A empresa reformulou seus processos seletivos para priorizar competências e atitudes, substituindo critérios subjetivos por avaliações estruturadas. Os líderes passam por programas de gestão inclusiva, com foco em comunicação empática e reconhecimento das diferenças. “A convivência entre gerações aumenta a estabilidade das equipes e melhora o clima organizacional”, reforça Domingos.

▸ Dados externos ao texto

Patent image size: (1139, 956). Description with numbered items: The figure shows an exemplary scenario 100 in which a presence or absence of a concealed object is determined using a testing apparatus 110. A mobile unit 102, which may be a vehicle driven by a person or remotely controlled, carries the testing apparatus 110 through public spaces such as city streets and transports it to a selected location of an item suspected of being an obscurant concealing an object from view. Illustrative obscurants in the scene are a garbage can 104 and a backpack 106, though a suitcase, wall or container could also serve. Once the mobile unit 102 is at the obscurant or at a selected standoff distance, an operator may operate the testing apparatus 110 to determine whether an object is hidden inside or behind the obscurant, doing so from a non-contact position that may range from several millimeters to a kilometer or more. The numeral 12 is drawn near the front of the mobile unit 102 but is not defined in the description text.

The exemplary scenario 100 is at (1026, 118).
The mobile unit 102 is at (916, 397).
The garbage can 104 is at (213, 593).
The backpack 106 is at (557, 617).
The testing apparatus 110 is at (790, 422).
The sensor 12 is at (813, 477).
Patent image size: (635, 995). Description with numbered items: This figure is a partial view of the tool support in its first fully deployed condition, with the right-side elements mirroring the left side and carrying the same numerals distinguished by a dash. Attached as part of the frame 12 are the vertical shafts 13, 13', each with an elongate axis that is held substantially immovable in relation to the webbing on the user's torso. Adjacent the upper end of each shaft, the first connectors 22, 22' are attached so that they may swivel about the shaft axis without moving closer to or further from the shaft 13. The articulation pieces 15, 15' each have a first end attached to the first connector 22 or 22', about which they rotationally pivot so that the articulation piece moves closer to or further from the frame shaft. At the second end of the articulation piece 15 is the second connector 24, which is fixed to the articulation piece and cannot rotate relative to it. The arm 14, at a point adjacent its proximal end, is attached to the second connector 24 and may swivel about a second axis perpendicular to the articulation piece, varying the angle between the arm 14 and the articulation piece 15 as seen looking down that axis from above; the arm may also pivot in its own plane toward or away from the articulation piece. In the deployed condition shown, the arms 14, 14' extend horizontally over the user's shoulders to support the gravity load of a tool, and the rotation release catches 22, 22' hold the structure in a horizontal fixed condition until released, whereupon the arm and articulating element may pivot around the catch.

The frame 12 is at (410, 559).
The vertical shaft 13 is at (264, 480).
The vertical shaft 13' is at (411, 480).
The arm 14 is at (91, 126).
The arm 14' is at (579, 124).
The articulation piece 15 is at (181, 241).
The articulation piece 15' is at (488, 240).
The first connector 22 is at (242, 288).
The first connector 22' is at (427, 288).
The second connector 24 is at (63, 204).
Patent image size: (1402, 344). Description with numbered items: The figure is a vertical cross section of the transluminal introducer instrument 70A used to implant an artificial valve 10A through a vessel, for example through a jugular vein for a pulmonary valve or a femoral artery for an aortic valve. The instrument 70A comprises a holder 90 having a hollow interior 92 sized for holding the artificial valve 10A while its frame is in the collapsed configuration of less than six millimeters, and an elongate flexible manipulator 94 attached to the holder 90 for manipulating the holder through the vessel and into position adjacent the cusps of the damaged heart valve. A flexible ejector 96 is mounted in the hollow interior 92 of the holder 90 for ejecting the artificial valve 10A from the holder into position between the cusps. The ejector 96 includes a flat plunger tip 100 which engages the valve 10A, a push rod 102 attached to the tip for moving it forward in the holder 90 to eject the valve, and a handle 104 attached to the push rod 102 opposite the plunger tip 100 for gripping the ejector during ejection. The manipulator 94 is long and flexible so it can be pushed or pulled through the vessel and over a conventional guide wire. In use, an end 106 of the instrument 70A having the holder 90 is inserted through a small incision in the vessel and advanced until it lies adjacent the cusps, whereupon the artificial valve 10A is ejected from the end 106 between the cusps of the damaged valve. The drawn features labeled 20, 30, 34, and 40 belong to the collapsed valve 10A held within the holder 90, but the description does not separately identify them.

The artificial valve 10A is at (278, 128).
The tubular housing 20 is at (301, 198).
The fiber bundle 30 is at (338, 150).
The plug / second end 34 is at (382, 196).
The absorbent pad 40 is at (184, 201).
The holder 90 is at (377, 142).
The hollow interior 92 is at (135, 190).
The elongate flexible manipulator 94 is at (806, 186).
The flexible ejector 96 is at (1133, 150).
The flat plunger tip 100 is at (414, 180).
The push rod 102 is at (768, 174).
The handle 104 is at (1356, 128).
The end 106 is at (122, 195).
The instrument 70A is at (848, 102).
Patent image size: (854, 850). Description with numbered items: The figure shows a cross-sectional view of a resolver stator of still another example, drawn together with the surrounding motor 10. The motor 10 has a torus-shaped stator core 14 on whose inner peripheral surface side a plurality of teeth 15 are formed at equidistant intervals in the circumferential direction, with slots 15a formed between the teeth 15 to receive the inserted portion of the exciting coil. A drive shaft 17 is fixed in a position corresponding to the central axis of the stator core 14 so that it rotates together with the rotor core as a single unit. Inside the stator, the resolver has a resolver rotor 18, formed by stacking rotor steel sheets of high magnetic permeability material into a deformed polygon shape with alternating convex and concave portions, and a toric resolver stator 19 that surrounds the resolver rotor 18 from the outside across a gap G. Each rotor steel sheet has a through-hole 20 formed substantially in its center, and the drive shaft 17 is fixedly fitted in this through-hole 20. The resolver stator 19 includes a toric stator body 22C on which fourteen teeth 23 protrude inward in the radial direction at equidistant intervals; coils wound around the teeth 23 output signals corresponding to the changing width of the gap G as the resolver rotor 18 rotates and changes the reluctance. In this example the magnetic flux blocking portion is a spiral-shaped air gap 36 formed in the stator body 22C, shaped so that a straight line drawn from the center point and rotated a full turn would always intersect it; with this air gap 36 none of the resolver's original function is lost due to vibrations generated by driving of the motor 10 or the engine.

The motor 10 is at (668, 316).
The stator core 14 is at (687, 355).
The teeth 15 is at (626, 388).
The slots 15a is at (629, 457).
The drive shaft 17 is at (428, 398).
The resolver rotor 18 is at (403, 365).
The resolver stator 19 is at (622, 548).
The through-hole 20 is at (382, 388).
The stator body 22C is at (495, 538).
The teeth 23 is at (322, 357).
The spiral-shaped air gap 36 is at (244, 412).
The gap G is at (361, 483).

Na Sodexo, o preparo das lideranças também é prioridade. A companhia mantém treinamentos como o “Espírito de Inclusão” e o programa global “Três Passos para a Inclusão”, que abordam vieses inconscientes e empatia na gestão. “Acreditamos que apenas líderes humanizados podem conectar propósito e performance”, destaca Lilian Rauld.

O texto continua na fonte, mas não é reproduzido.